The show takes place in a fictitious prop room at Desilu Studios, densely populated with such classic I Love Lucy set pieces as the wine vat, the candy factory’s conveyer belt and a few bottles of Vitameatavegamin. Within Gary Wichansky’s set, remarkably done in the gray hues of a black-and-white TV show, Hooser uses the props clumsily as metaphors for troublesome incidents in Ball’s life. As Ball pretends to wrap candy coming down the conveyer belt, she refers to how the hectic pace of her career has interfered with her marriage. When she supposedly gets an urn stuck on her head, she lashes out at Desi for his infidelities. The machinations feel mostly like attempts to skirt copyright infringements.
The core of a one-woman show about someone so famous should be occupied by more than a vague approximation of the celebrity. Missy Koonce becomes merely Ball’s silhouette, more wig than wag. She’s allowed to coast on her personality rather than dig into her skills as a thespian.

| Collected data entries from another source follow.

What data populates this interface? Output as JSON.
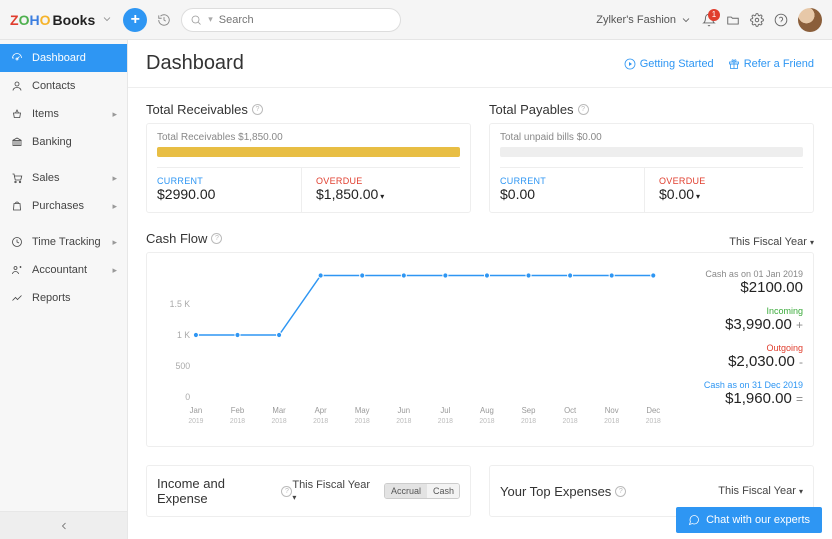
{
  "header": {
    "brand": "Books",
    "search_placeholder": "Search",
    "org_name": "Zylker's Fashion",
    "notification_count": "1"
  },
  "sidebar": {
    "items": [
      {
        "label": "Dashboard",
        "icon": "speedometer-icon",
        "expandable": false,
        "active": true
      },
      {
        "label": "Contacts",
        "icon": "user-icon",
        "expandable": false
      },
      {
        "label": "Items",
        "icon": "basket-icon",
        "expandable": true
      },
      {
        "label": "Banking",
        "icon": "bank-icon",
        "expandable": false
      },
      {
        "label": "Sales",
        "icon": "cart-icon",
        "expandable": true
      },
      {
        "label": "Purchases",
        "icon": "bag-icon",
        "expandable": true
      },
      {
        "label": "Time Tracking",
        "icon": "clock-icon",
        "expandable": true
      },
      {
        "label": "Accountant",
        "icon": "accountant-icon",
        "expandable": true
      },
      {
        "label": "Reports",
        "icon": "chart-icon",
        "expandable": false
      }
    ]
  },
  "page": {
    "title": "Dashboard",
    "getting_started": "Getting Started",
    "refer": "Refer a Friend"
  },
  "receivables": {
    "title": "Total Receivables",
    "caption": "Total Receivables $1,850.00",
    "fill_pct": 100,
    "current_label": "CURRENT",
    "current_value": "$2990.00",
    "overdue_label": "OVERDUE",
    "overdue_value": "$1,850.00"
  },
  "payables": {
    "title": "Total Payables",
    "caption": "Total unpaid bills $0.00",
    "fill_pct": 0,
    "current_label": "CURRENT",
    "current_value": "$0.00",
    "overdue_label": "OVERDUE",
    "overdue_value": "$0.00"
  },
  "cashflow": {
    "title": "Cash Flow",
    "period": "This Fiscal Year",
    "months": [
      "Jan",
      "Feb",
      "Mar",
      "Apr",
      "May",
      "Jun",
      "Jul",
      "Aug",
      "Sep",
      "Oct",
      "Nov",
      "Dec"
    ],
    "years": [
      "2019",
      "2018",
      "2018",
      "2018",
      "2018",
      "2018",
      "2018",
      "2018",
      "2018",
      "2018",
      "2018",
      "2018"
    ],
    "begin_label": "Cash as on 01 Jan 2019",
    "begin_value": "$2100.00",
    "incoming_label": "Incoming",
    "incoming_value": "$3,990.00",
    "incoming_sign": "+",
    "outgoing_label": "Outgoing",
    "outgoing_value": "$2,030.00",
    "outgoing_sign": "-",
    "end_label": "Cash as on 31 Dec 2019",
    "end_value": "$1,960.00",
    "end_sign": "="
  },
  "income_expense": {
    "title": "Income and Expense",
    "period": "This Fiscal Year",
    "seg": [
      "Accrual",
      "Cash"
    ]
  },
  "top_expenses": {
    "title": "Your Top Expenses",
    "period": "This Fiscal Year"
  },
  "chat": {
    "label": "Chat with our experts"
  },
  "chart_data": {
    "type": "line",
    "title": "Cash Flow",
    "xlabel": "",
    "ylabel": "",
    "categories": [
      "Jan",
      "Feb",
      "Mar",
      "Apr",
      "May",
      "Jun",
      "Jul",
      "Aug",
      "Sep",
      "Oct",
      "Nov",
      "Dec"
    ],
    "values": [
      1000,
      1000,
      1000,
      1960,
      1960,
      1960,
      1960,
      1960,
      1960,
      1960,
      1960,
      1960
    ],
    "ylim": [
      0,
      2000
    ],
    "yticks": [
      0,
      500,
      1000,
      1500
    ]
  }
}
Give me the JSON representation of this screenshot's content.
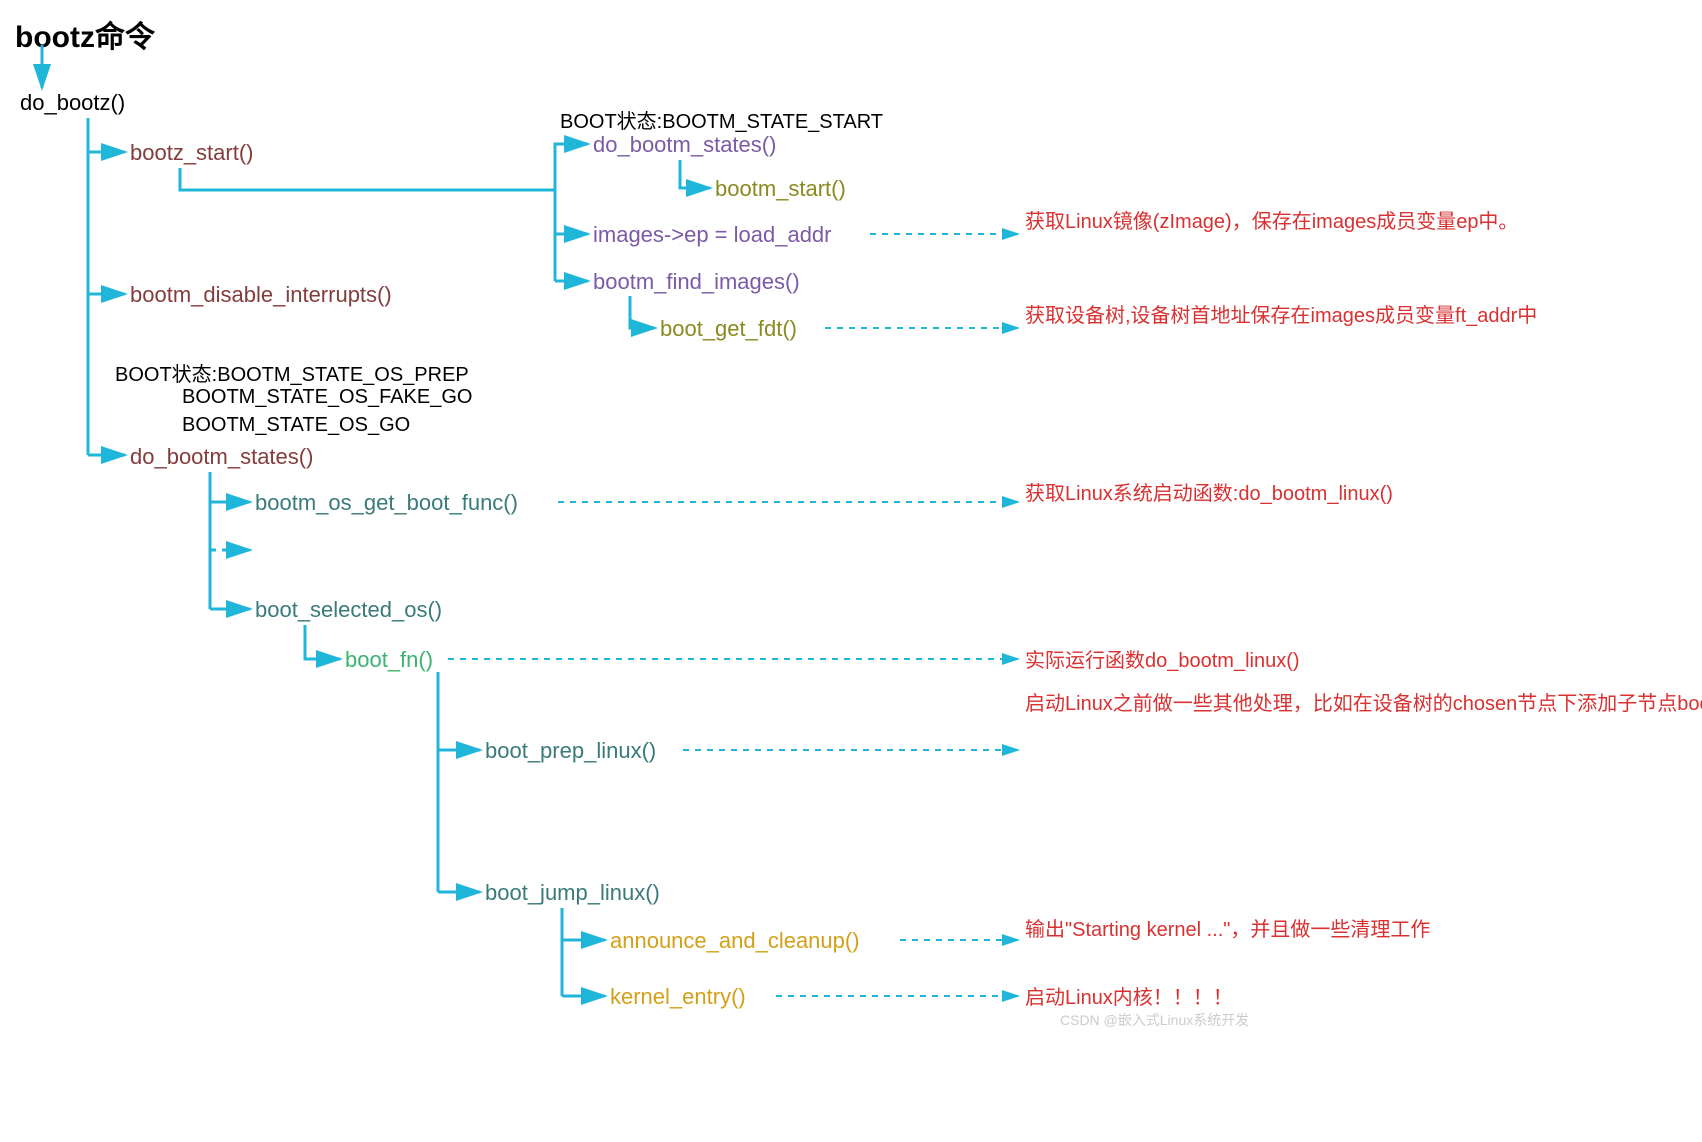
{
  "title": "bootz命令",
  "nodes": {
    "do_bootz": "do_bootz()",
    "bootz_start": "bootz_start()",
    "bootm_disable_interrupts": "bootm_disable_interrupts()",
    "do_bootm_states2": "do_bootm_states()",
    "state_start": "BOOT状态:BOOTM_STATE_START",
    "do_bootm_states1": "do_bootm_states()",
    "bootm_start": "bootm_start()",
    "images_ep": "images->ep = load_addr",
    "bootm_find_images": "bootm_find_images()",
    "boot_get_fdt": "boot_get_fdt()",
    "state_os_prep": "BOOT状态:BOOTM_STATE_OS_PREP",
    "state_os_fake_go": "BOOTM_STATE_OS_FAKE_GO",
    "state_os_go": "BOOTM_STATE_OS_GO",
    "bootm_os_get_boot_func": "bootm_os_get_boot_func()",
    "boot_selected_os": "boot_selected_os()",
    "boot_fn": "boot_fn()",
    "boot_prep_linux": "boot_prep_linux()",
    "boot_jump_linux": "boot_jump_linux()",
    "announce_and_cleanup": "announce_and_cleanup()",
    "kernel_entry": "kernel_entry()"
  },
  "annotations": {
    "a1": "获取Linux镜像(zImage)，保存在images成员变量ep中。",
    "a2": "获取设备树,设备树首地址保存在images成员变量ft_addr中",
    "a3": "获取Linux系统启动函数:do_bootm_linux()",
    "a4": "实际运行函数do_bootm_linux()",
    "a5": "启动Linux之前做一些其他处理，比如在设备树的chosen节点下添加子节点bootargs，bootargs子节点存放bootargs环境变量",
    "a6": "输出\"Starting kernel ...\"，并且做一些清理工作",
    "a7": "启动Linux内核！！！！"
  },
  "watermark": "CSDN @嵌入式Linux系统开发"
}
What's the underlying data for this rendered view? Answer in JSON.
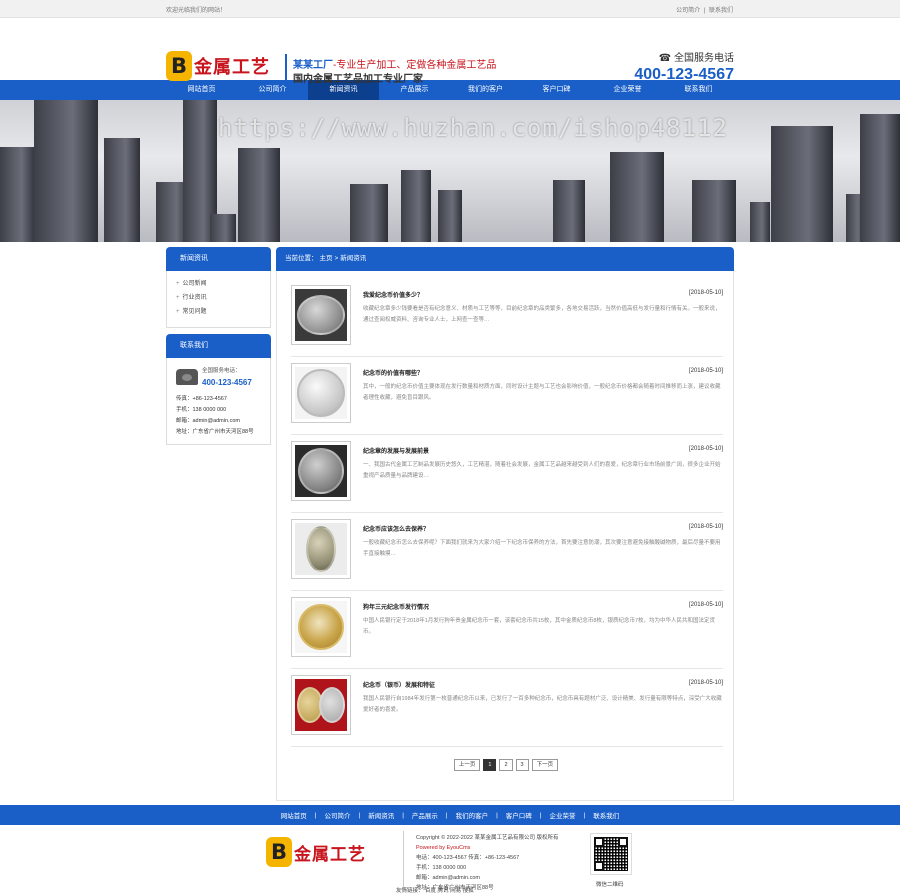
{
  "top": {
    "welcome": "欢迎光临我们的网站！",
    "links": [
      "公司简介",
      "|",
      "联系我们"
    ]
  },
  "header": {
    "logo_mark": "B",
    "logo_name": "金属工艺",
    "slogan_main": "某某工厂",
    "slogan_sub": "-专业生产加工、定做各种金属工艺品",
    "slogan_line2": "国内金属工艺品加工专业厂家",
    "hotline_label": "全国服务电话",
    "hotline_number": "400-123-4567"
  },
  "nav": [
    "网站首页",
    "公司简介",
    "新闻资讯",
    "产品展示",
    "我们的客户",
    "客户口碑",
    "企业荣誉",
    "联系我们"
  ],
  "nav_active": 2,
  "banner": {
    "watermark": "https://www.huzhan.com/ishop48112"
  },
  "sidebar": {
    "title": "新闻资讯",
    "items": [
      "公司新闻",
      "行业资讯",
      "常见问题"
    ],
    "contact_title": "联系我们",
    "contact_hotline_label": "全国服务电话：",
    "contact_hotline": "400-123-4567",
    "lines": [
      "传真：+86-123-4567",
      "手机：138 0000 000",
      "邮箱：admin@admin.com",
      "地址：广东省广州市天河区88号"
    ]
  },
  "breadcrumb": {
    "label": "当前位置：",
    "home": "主页",
    "sep": ">",
    "current": "新闻资讯"
  },
  "news": [
    {
      "title": "我爱纪念币价值多少？",
      "date": "[2018-05-10]",
      "desc": "收藏纪念章多少钱要看是否有纪念意义、材质与工艺等等，目前纪念章的品类繁多，各地交易活跃，当然价值高低与发行量和行情有关。一般来说，通过查阅权威资料、咨询专业人士，上网查一查等…",
      "thumb": "silver-round"
    },
    {
      "title": "纪念币的价值有哪些？",
      "date": "[2018-05-10]",
      "desc": "其中，一般的纪念币价值主要体现在发行数量和材质方面，同时设计主题与工艺也会影响价值，一般纪念币价格都会随着时间推移而上涨，建议收藏者理性收藏，避免盲目跟风。",
      "thumb": "silver-light"
    },
    {
      "title": "纪念章的发展与发展前景",
      "date": "[2018-05-10]",
      "desc": "一、我国古代金属工艺制品发展历史悠久，工艺精湛，随着社会发展，金属工艺品越来越受到人们的喜爱，纪念章行业市场前景广阔，很多企业开始重视产品质量与品牌建设…",
      "thumb": "silver-dark"
    },
    {
      "title": "纪念币应该怎么去保养？",
      "date": "[2018-05-10]",
      "desc": "一般收藏纪念币怎么去保养呢？下面我们就来为大家介绍一下纪念币保养的方法，首先要注意防潮，其次要注意避免接触酸碱物质，最后尽量不要用手直接触摸…",
      "thumb": "gold-oval"
    },
    {
      "title": "狗年三元纪念币发行情况",
      "date": "[2018-05-10]",
      "desc": "中国人民银行定于2018年1月发行狗年贵金属纪念币一套，该套纪念币共15枚，其中金质纪念币8枚，银质纪念币7枚，均为中华人民共和国法定货币。",
      "thumb": "gold-round"
    },
    {
      "title": "纪念币（银币）发展和特征",
      "date": "[2018-05-10]",
      "desc": "我国人民银行自1984年发行第一枚普通纪念币以来，已发行了一百多种纪念币，纪念币具有题材广泛、设计精美、发行量有限等特点，深受广大收藏爱好者的喜爱。",
      "thumb": "bimetal"
    }
  ],
  "pager": [
    "上一页",
    "1",
    "2",
    "3",
    "下一页"
  ],
  "footer_nav": [
    "网站首页",
    "公司简介",
    "新闻资讯",
    "产品展示",
    "我们的客户",
    "客户口碑",
    "企业荣誉",
    "联系我们"
  ],
  "footer": {
    "logo_mark": "B",
    "logo_name": "金属工艺",
    "copyright": "Copyright © 2022-2022 某某金属工艺品有限公司 版权所有",
    "powered": "Powered by EyouCms",
    "phone": "电话：400-123-4567 传真：+86-123-4567",
    "mobile": "手机：138 0000 000",
    "email": "邮箱：admin@admin.com",
    "address": "地址：广东省广州市天河区88号",
    "friend_links": "友情链接：  百度    腾讯    网易    搜狐",
    "qr_label": "微信二维码"
  }
}
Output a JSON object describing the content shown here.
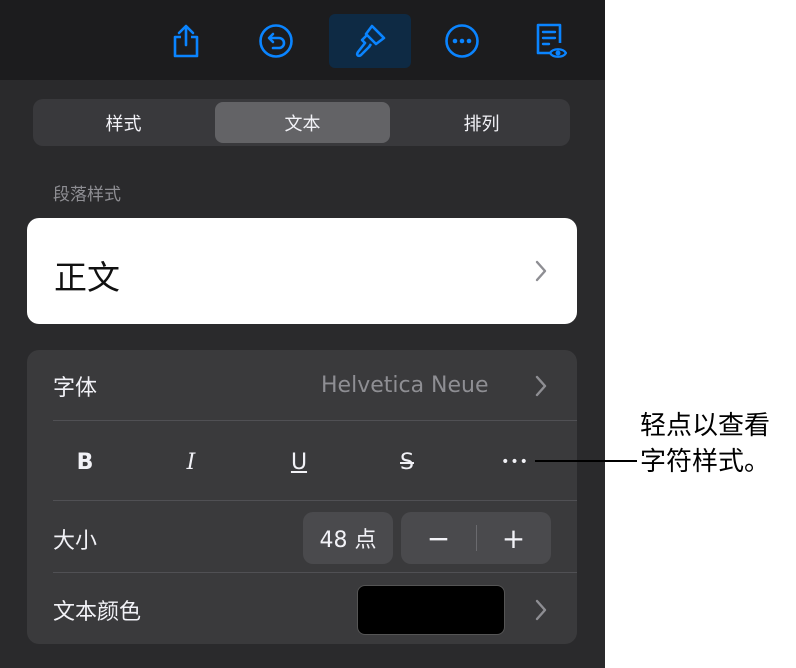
{
  "toolbar": {
    "icons": [
      "share-icon",
      "undo-icon",
      "paintbrush-icon",
      "more-icon",
      "reader-view-icon"
    ]
  },
  "segments": {
    "style": "样式",
    "text": "文本",
    "arrange": "排列",
    "selected": "文本"
  },
  "paragraph_style": {
    "section_label": "段落样式",
    "value": "正文"
  },
  "font": {
    "label": "字体",
    "value": "Helvetica Neue"
  },
  "format_buttons": {
    "bold": "B",
    "italic": "I",
    "underline": "U",
    "strikethrough": "S",
    "more": "•••"
  },
  "size": {
    "label": "大小",
    "value": "48 点",
    "decrement": "−",
    "increment": "+"
  },
  "text_color": {
    "label": "文本颜色",
    "swatch_color": "#000000"
  },
  "callout": {
    "line1": "轻点以查看",
    "line2": "字符样式。"
  },
  "colors": {
    "accent": "#0a84ff",
    "panel": "#2a2a2c",
    "group": "#3a3a3c"
  }
}
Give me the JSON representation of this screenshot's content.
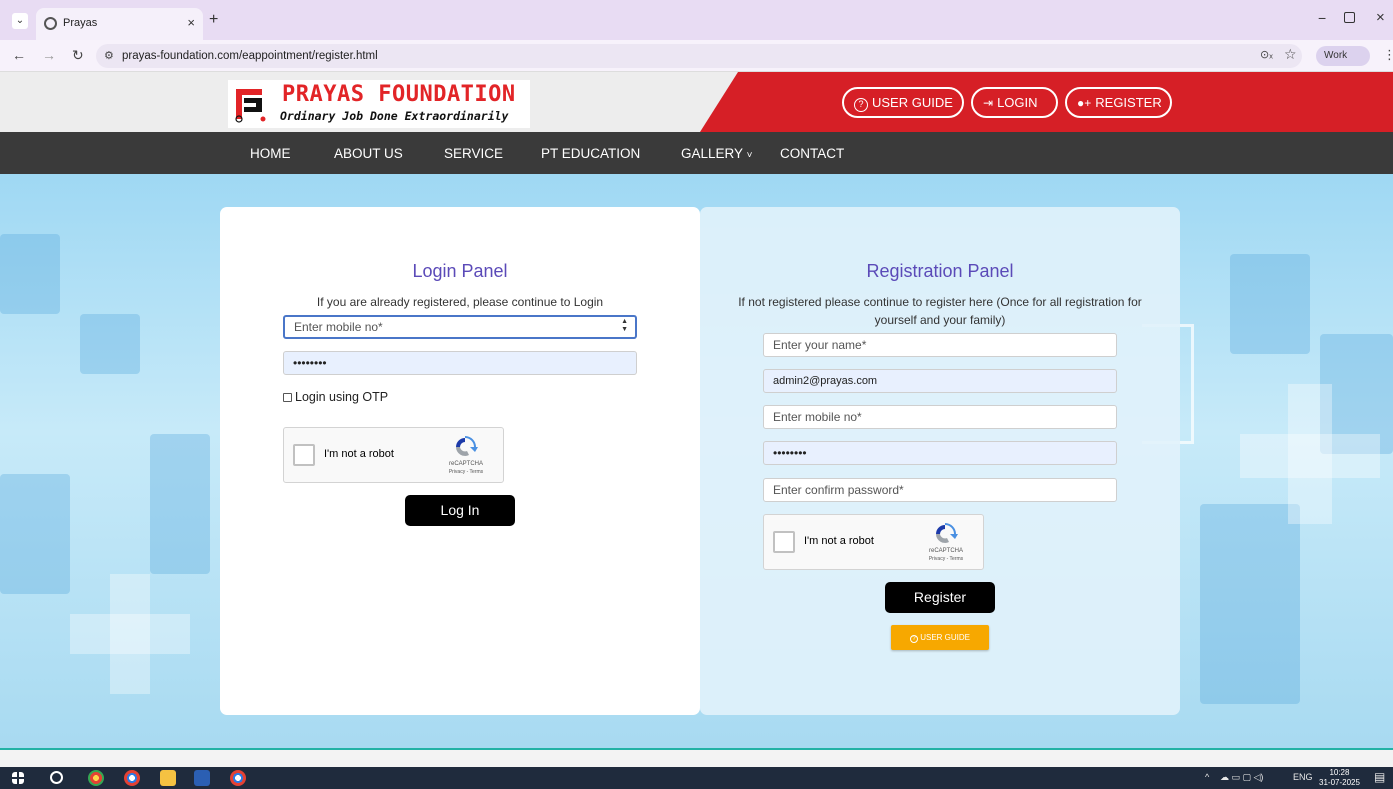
{
  "browser": {
    "tab_title": "Prayas",
    "tab_close": "×",
    "new_tab": "+",
    "url": "prayas-foundation.com/eappointment/register.html",
    "profile_label": "Work",
    "window_controls": {
      "minimize": "−",
      "close": "×"
    }
  },
  "site": {
    "brand_title": "PRAYAS FOUNDATION",
    "brand_tagline": "Ordinary Job Done Extraordinarily",
    "header_buttons": [
      {
        "label": "USER GUIDE",
        "icon": "question-circle-icon",
        "glyph": "?"
      },
      {
        "label": "LOGIN",
        "icon": "login-icon",
        "glyph": "⇥"
      },
      {
        "label": "REGISTER",
        "icon": "user-plus-icon",
        "glyph": "👤"
      }
    ],
    "nav": [
      "HOME",
      "ABOUT US",
      "SERVICE",
      "PT EDUCATION",
      "GALLERY",
      "CONTACT"
    ],
    "gallery_caret": "˅",
    "colors": {
      "brand_red": "#d61f26",
      "nav_bg": "#3a3a3a",
      "title_purple": "#5b4ab8",
      "guide_orange": "#f7a800"
    }
  },
  "login": {
    "title": "Login Panel",
    "subtitle": "If you are already registered, please continue to Login",
    "mobile_placeholder": "Enter mobile no*",
    "password_value": "••••••••",
    "otp_label": "Login using OTP",
    "captcha_label": "I'm not a robot",
    "captcha_brand": "reCAPTCHA",
    "captcha_terms": "Privacy - Terms",
    "submit_label": "Log In"
  },
  "register": {
    "title": "Registration Panel",
    "subtitle": "If not registered please continue to register here (Once for all registration for yourself and your family)",
    "name_placeholder": "Enter your name*",
    "email_value": "admin2@prayas.com",
    "mobile_placeholder": "Enter mobile no*",
    "password_value": "••••••••",
    "confirm_placeholder": "Enter confirm password*",
    "captcha_label": "I'm not a robot",
    "captcha_brand": "reCAPTCHA",
    "captcha_terms": "Privacy - Terms",
    "submit_label": "Register",
    "guide_label": "USER GUIDE",
    "guide_glyph": "?"
  },
  "taskbar": {
    "language": "ENG",
    "time": "10:28",
    "date": "31-07-2025"
  }
}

Koonce’s task is to bring Ball to life on the night she plays Lucy Ricardo for the last time and serves husband Desi Arnaz with divorce papers. The chief problem is the voice. Koonce mentions Ball’s New England stock but does nothing to stifle her own distinct Southern drawl. When Koonce mimics Arnaz, she sounds like Gilda Radner’s Roseanne Rosannadanna; the vocal inflections of Vivian Vance and William Frawley aren’t there, either. If it’s impossible to believe that’s really Lucille Ball on stage — or even a well-drawn impersonation — the point of the project evaporates.
And though it’s undoubtedly well-researched, Hooser’s script is bloated with picayune details. Why, for example, do we hear about how Ball’s brother accidentally paralyzed a neighbor child? Or about Ball’s game of mutual fondling with a male playmate called “milk the cow”? Hooser races through Ball’s film career (she worked with some amazing directors) in less time than he devotes to an audition for a part — Scarlett O’Hara in Gone With the Wind — that she didn’t get. Ball’s interesting tussle with Senator Joseph McCarthy and his House Un-American Activities Committee is conveyed in a few rushed minutes.
When Hooser aims for the bigger picture, the play disintegrates into cliches. “We built it together, but it tore us apart,” Ball says of Desilu Studios’ impact on her marriage. Near the end, she says, “Life is messier than a sitcom.” That sentiment, of course, could be attributed to everyone from dead child stars such as Dana Plato to Matthew Perry. Ball can claim it as well, but it doesn’t set her apart; it inadvertently lumps her into a document of emotional wreckage like Hollywood Babylon.
If codirectors Jeff Church and Phil Fiorini have decided this is a tribute to an image that doesn’t require the actor to play Lucille Ball, they’ve succeeded. “Here’s Lucy,” they seem to say, but the result is more like Where’s Waldo? In almost two hours, Lucille Ball sneaks out from behind Missy Koonce in tiny intervals — a grimace here, a gesture there. I love Lucy, but Loving Lucy? Not so much.